The theory section begins in chapter 1, which briefly introduces many ways to build ensemble learning systems. It emphasizes variations in how they choose training data, how they train the classifiers to be combined, and how the outputs of those classifiers combine to produce the final classification. The chapter also outlines how ensemble approaches can be used to deal with some difficult learning situations, such as incremental learning, data fusion, feature selection, learning from incomplete sets of data, and learning concepts that change over time. Chapter 2 covers a variety of boosting methods and relates them to bootstrapping and bagging. Chapter 3 applies boosting to kernel estimators. Like all boosting methods, these improve the accuracy of a single classifier (such as regression) by adding classifiers that focus on classifying more correctly the data that the previous classifiers misclassified. This notion of classifier refinement to build better estimators for targeted parameters is developed further in chapter 4. Random forests are covered in chapter 5. The classifiers in these forests resemble decision trees, but the candidate trees are constructed in a more random fashion than decision trees usually are.
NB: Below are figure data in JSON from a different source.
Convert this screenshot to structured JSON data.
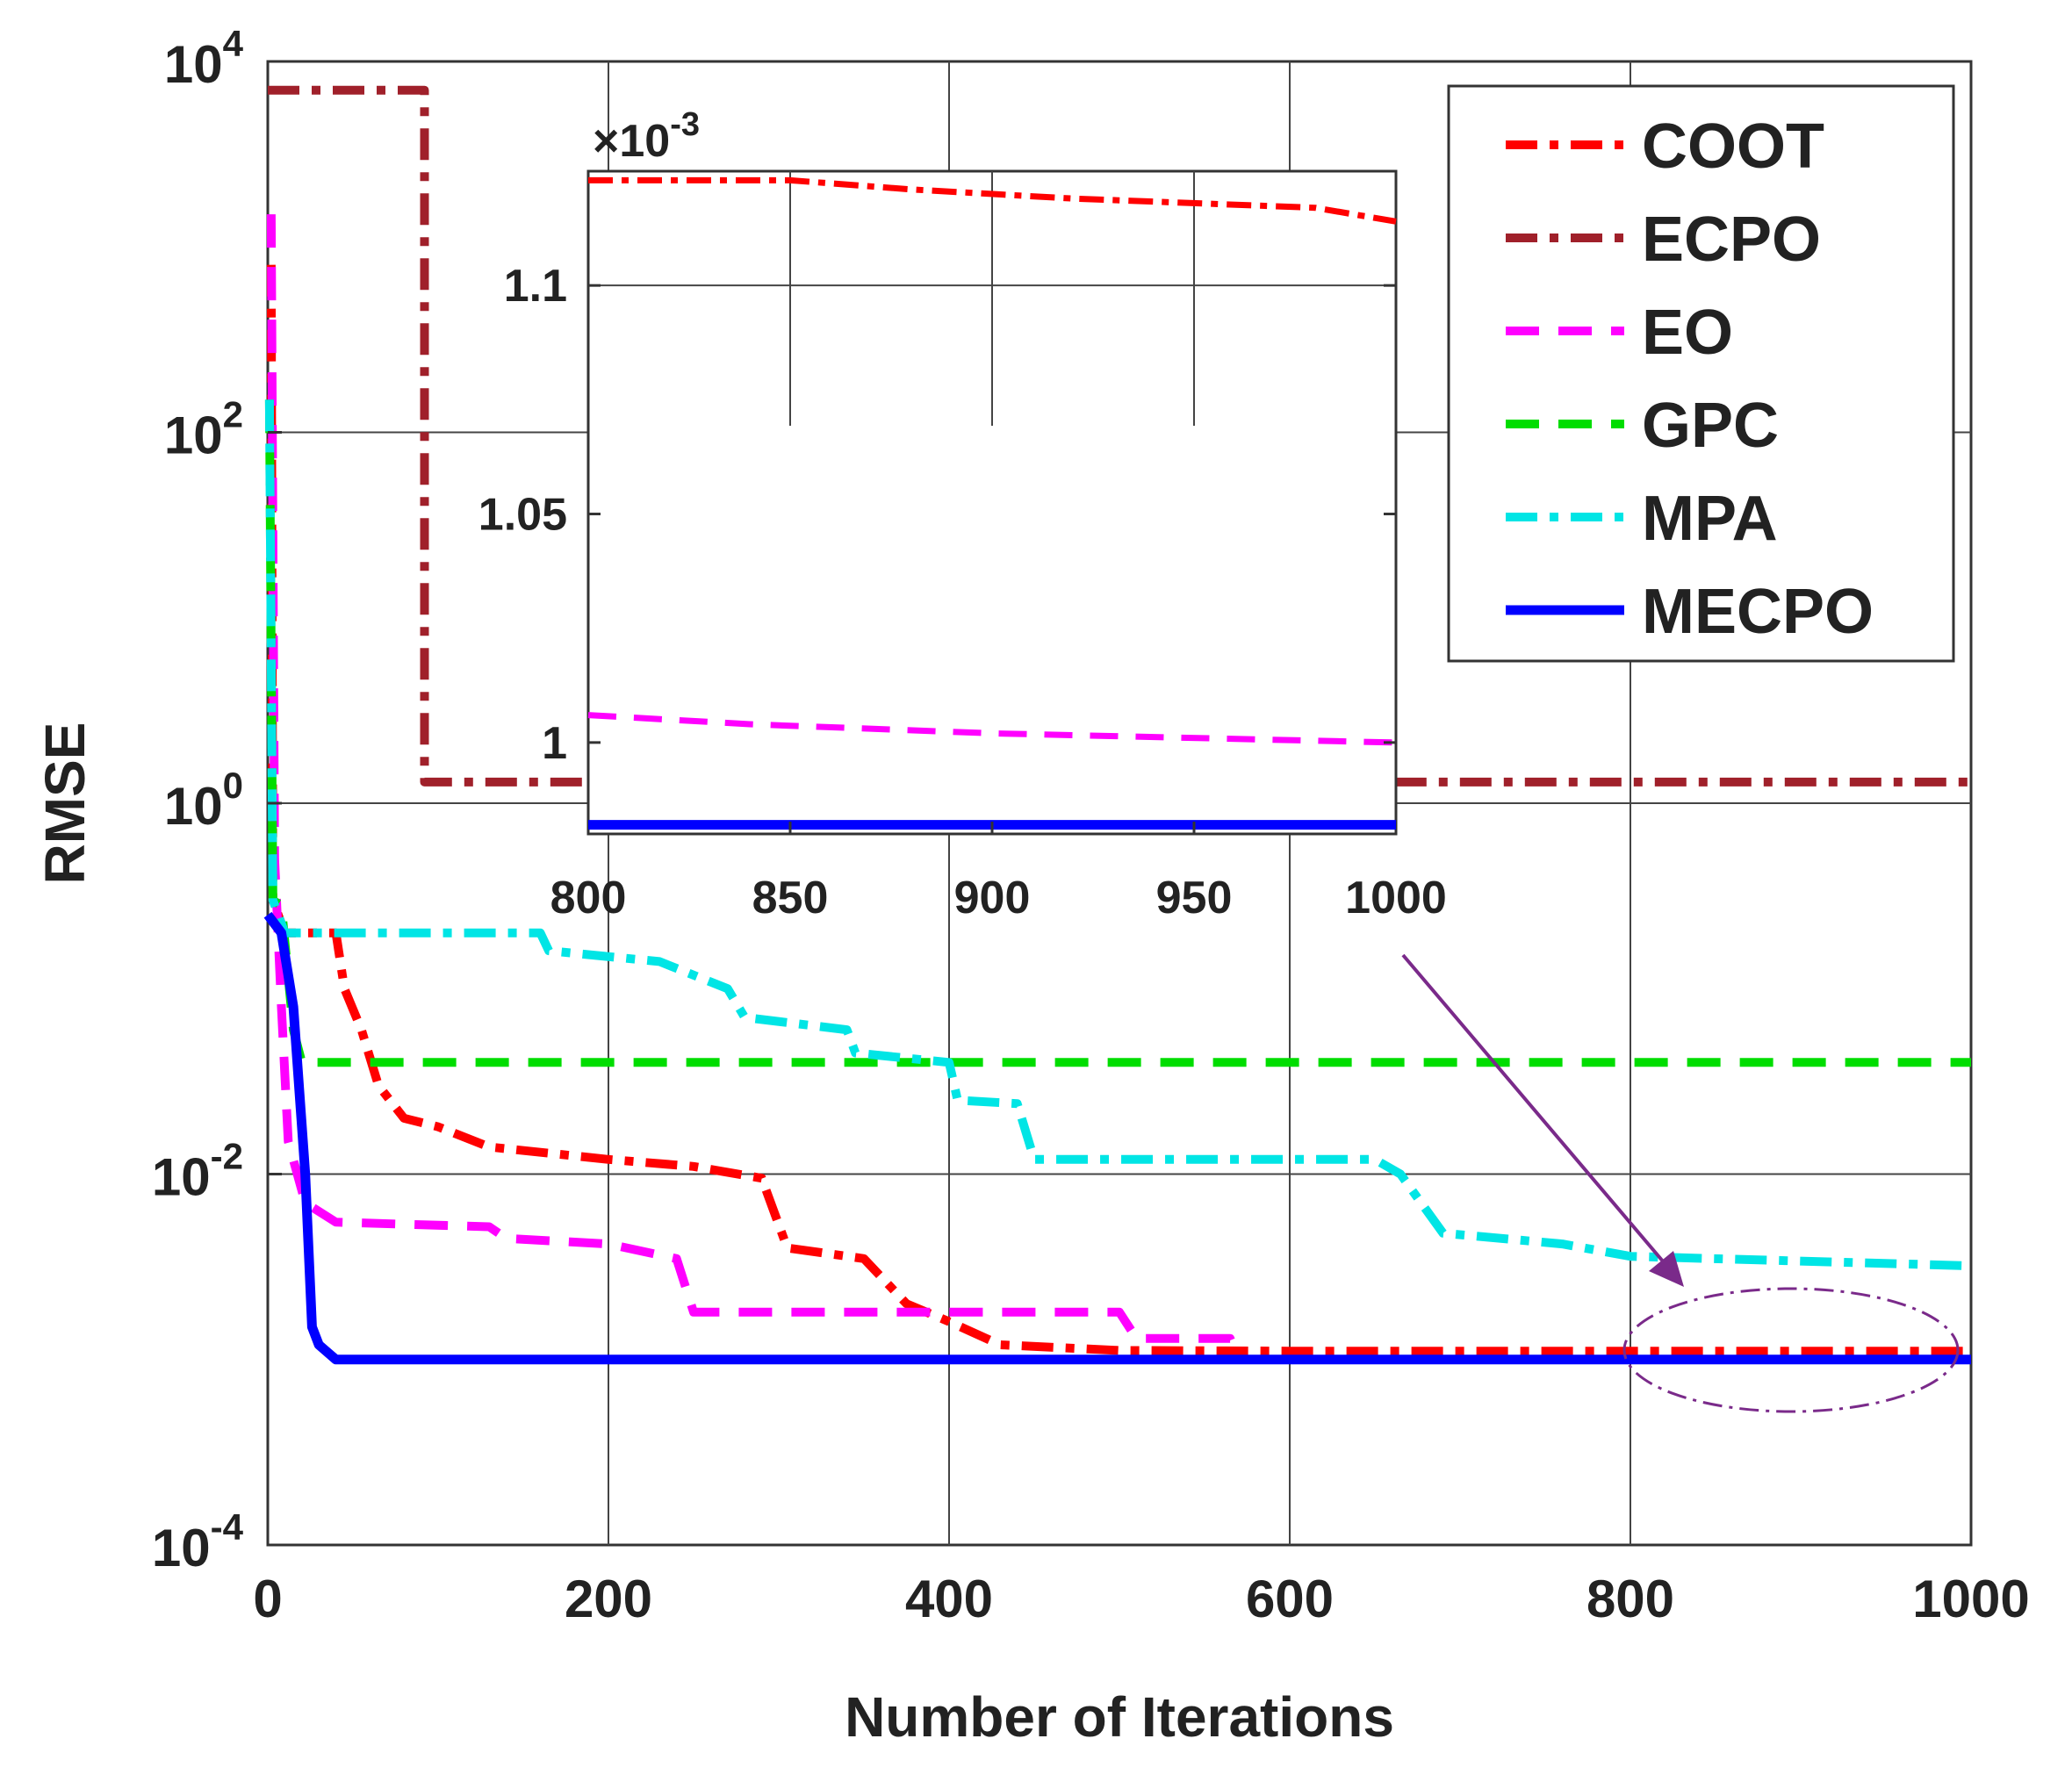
{
  "chart_data": {
    "type": "line",
    "xlabel": "Number of Iterations",
    "ylabel": "RMSE",
    "yscale": "log",
    "xlim": [
      0,
      1000
    ],
    "ylim": [
      0.0001,
      10000
    ],
    "xticks": [
      "0",
      "200",
      "400",
      "600",
      "800",
      "1000"
    ],
    "yticks": [
      {
        "base": "10",
        "exp": "4"
      },
      {
        "base": "10",
        "exp": "2"
      },
      {
        "base": "10",
        "exp": "0"
      },
      {
        "base": "10",
        "exp": "-2"
      },
      {
        "base": "10",
        "exp": "-4"
      }
    ],
    "grid": true,
    "legend_position": "top-right",
    "series": [
      {
        "name": "COOT",
        "color": "#ff0000",
        "style": "dashdot",
        "points": [
          [
            2,
            800
          ],
          [
            3,
            0.3
          ],
          [
            10,
            0.2
          ],
          [
            40,
            0.2
          ],
          [
            45,
            0.1
          ],
          [
            55,
            0.06
          ],
          [
            65,
            0.03
          ],
          [
            80,
            0.02
          ],
          [
            100,
            0.018
          ],
          [
            130,
            0.014
          ],
          [
            200,
            0.012
          ],
          [
            250,
            0.011
          ],
          [
            290,
            0.0095
          ],
          [
            305,
            0.004
          ],
          [
            350,
            0.0035
          ],
          [
            375,
            0.002
          ],
          [
            400,
            0.0016
          ],
          [
            430,
            0.0012
          ],
          [
            500,
            0.00112
          ],
          [
            600,
            0.00111
          ],
          [
            800,
            0.00111
          ],
          [
            1000,
            0.00111
          ]
        ]
      },
      {
        "name": "ECPO",
        "color": "#a0202a",
        "style": "dashdot",
        "points": [
          [
            0,
            7000
          ],
          [
            92,
            7000
          ],
          [
            92,
            1.3
          ],
          [
            1000,
            1.3
          ]
        ]
      },
      {
        "name": "EO",
        "color": "#ff00ff",
        "style": "dashed",
        "points": [
          [
            2,
            1500
          ],
          [
            4,
            0.5
          ],
          [
            8,
            0.08
          ],
          [
            12,
            0.015
          ],
          [
            22,
            0.007
          ],
          [
            40,
            0.0055
          ],
          [
            130,
            0.0052
          ],
          [
            140,
            0.0045
          ],
          [
            200,
            0.0042
          ],
          [
            240,
            0.0035
          ],
          [
            250,
            0.0018
          ],
          [
            500,
            0.0018
          ],
          [
            510,
            0.0013
          ],
          [
            565,
            0.0013
          ],
          [
            570,
            0.001
          ],
          [
            1000,
            0.001
          ]
        ]
      },
      {
        "name": "GPC",
        "color": "#00dd00",
        "style": "dashed",
        "points": [
          [
            1,
            150
          ],
          [
            3,
            0.3
          ],
          [
            8,
            0.28
          ],
          [
            15,
            0.06
          ],
          [
            20,
            0.04
          ],
          [
            1000,
            0.04
          ]
        ]
      },
      {
        "name": "MPA",
        "color": "#00e5e5",
        "style": "dashdot",
        "points": [
          [
            1,
            150
          ],
          [
            3,
            0.3
          ],
          [
            10,
            0.2
          ],
          [
            160,
            0.2
          ],
          [
            165,
            0.16
          ],
          [
            230,
            0.14
          ],
          [
            270,
            0.1
          ],
          [
            280,
            0.07
          ],
          [
            340,
            0.06
          ],
          [
            345,
            0.045
          ],
          [
            400,
            0.04
          ],
          [
            405,
            0.025
          ],
          [
            440,
            0.024
          ],
          [
            450,
            0.012
          ],
          [
            650,
            0.012
          ],
          [
            665,
            0.01
          ],
          [
            690,
            0.0048
          ],
          [
            760,
            0.0042
          ],
          [
            800,
            0.0036
          ],
          [
            1000,
            0.0032
          ]
        ]
      },
      {
        "name": "MECPO",
        "color": "#0000ff",
        "style": "solid",
        "points": [
          [
            0,
            0.25
          ],
          [
            8,
            0.2
          ],
          [
            15,
            0.08
          ],
          [
            22,
            0.01
          ],
          [
            26,
            0.0015
          ],
          [
            30,
            0.0012
          ],
          [
            40,
            0.001
          ],
          [
            1000,
            0.001
          ]
        ]
      }
    ],
    "inset": {
      "xlim": [
        800,
        1000
      ],
      "ylim": [
        0.00098,
        0.001125
      ],
      "xticks": [
        "800",
        "850",
        "900",
        "950",
        "1000"
      ],
      "yticks": [
        "1.1",
        "1.05",
        "1"
      ],
      "y_multiplier": {
        "prefix": "×10",
        "exp": "-3"
      },
      "series": [
        {
          "name": "COOT",
          "points": [
            [
              800,
              0.001123
            ],
            [
              850,
              0.001123
            ],
            [
              880,
              0.001121
            ],
            [
              920,
              0.001119
            ],
            [
              980,
              0.001117
            ],
            [
              1000,
              0.001114
            ]
          ]
        },
        {
          "name": "EO",
          "points": [
            [
              800,
              0.001006
            ],
            [
              840,
              0.001004
            ],
            [
              900,
              0.001002
            ],
            [
              1000,
              0.001
            ]
          ]
        },
        {
          "name": "MECPO",
          "points": [
            [
              800,
              0.000982
            ],
            [
              1000,
              0.000982
            ]
          ]
        }
      ]
    }
  }
}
Chapter 6 presents several approaches that simultaneously train the component classifiers so that their errors are not very correlated. When component classifiers require unreasonably large matrices, the methods in chapter 7 approximate them with low rank matrices and produce ensembles that are more practical to work with.
The application section begins in chapter 8 by showing how ensemble machine learning methods can be used to greatly speed up the training of computer vision programs that detect faces and pedestrians. Boosting has been applied to the recognition of human activities in video signals. Chapter 9 reports successful recognition of activities such as boxing, hand waving, walking, yawning, checking voicemail on a phone, and kicking a ball. Learning to detect and segment anatomical structures in medical images is covered in chapter 10. This includes the interpretation of the 3D volume images that computer tomography produces. Finally, chapter 11 discusses the use of random forests in bioinformatic applications, such as the analysis of data from microarrays, mass spectrometers, and databases of protein-protein interactions or genome sequences.
This is an excellent book for someone who has already learned the basic machine learning tools. It would work well as a textbook or resource for a second course on machine learning. The algorithms are clearly presented in pseudocode form, and each chapter has its own references (about 50 on average).